# Drum On The Half Shell



## Catchemall (May 8, 2018)

I kept about a five pound black drum and grilled it on the half shell alongside a similar sized redfish last night. Marinated for an hour or so with Worcestershire sauce, then seasoned with Everglades before cooking. They were both outstanding but surprisingly my wife and I both agreed that the drum was better. I haven't eaten one since I was a kid but I will be keeping a smaller one from time to time from here on out.


----------



## WannaBay (Dec 2, 2015)

The litluns are good!









Pan-fried blacks and reds...










(Sheeps for scale but in a different baggie)


----------



## Catchemall (May 8, 2018)

Fine looking sheepies. There are more drum now than I can ever remember so we might as well take advantage of em.


----------



## WannaBay (Dec 2, 2015)

I noticed alot of blacks last year, and this year have caught more than any other...


----------



## Stoker1 (Feb 17, 2014)

First thoughts were this was a post by what's his nuts.... math geek or whatever his name is.


----------



## smooth move (Sep 25, 2012)

you find any worms in those drum? we caught a few last week and a couple were full of em, too many to pick out. the other 4 were good, only a couple worms in each. grandaughter and her boyfriend were catching the drum one after the other. they had a blast.


----------



## etrade92 (Jul 30, 2015)

Try a light coating of mayo on the fillet before seasoning and grilling.

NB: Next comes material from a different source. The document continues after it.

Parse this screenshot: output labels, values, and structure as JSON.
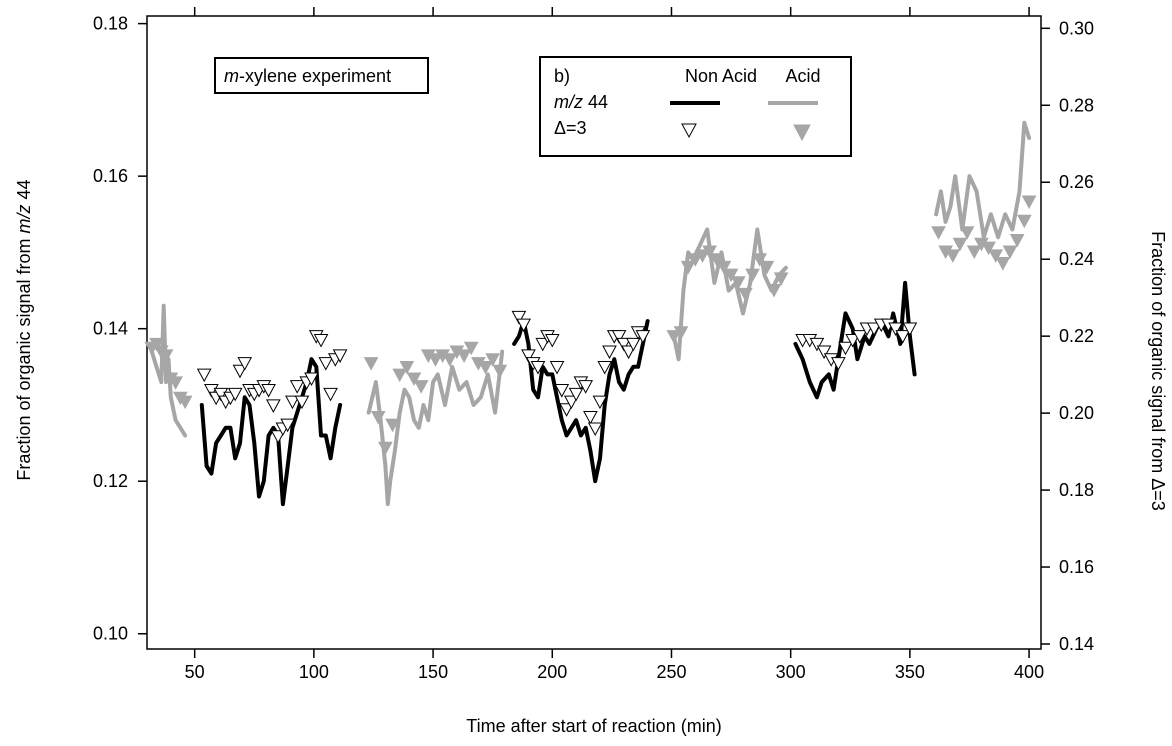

You won’t taste it but it definitely increases the flavors in the fish. Red and black drum on the half shell is a delicacy in our house.


----------



## Catchemall (May 8, 2018)

smooth move said:


> you find any worms in those drum? we caught a few last week and a couple were full of em, too many to pick out. the other 4 were good, only a couple worms in each. grandaughter and her boyfriend were catching the drum one after the other. they had a blast.


One side had one in the tail area. Pulled it out and ate it like spaghetti. Not. Just trimmed that piece off and kept going.


----------



## Catchemall (May 8, 2018)

Stoker1 said:


> First thoughts were this was a post by what's his nuts.... math geek or whatever his name is.


Oh boy!


----------



## WannaBay (Dec 2, 2015)

The biggest one in my pic had a little spot near the tail with 2 worms together. We just shorten that filet by a couple of inches. 
But I'm finding worms in some trout. What's up with that?


----------



## Catchemall (May 8, 2018)

WannaBay said:


> But I'm finding worms in some trout. What's up with that?


Probably most speckled trout over about 17 inches have 'em along with most bigger white trout. I found some in a redfish and a whiting last week. Why they're common in some species and not others I don't know but it's true offshore as well.


----------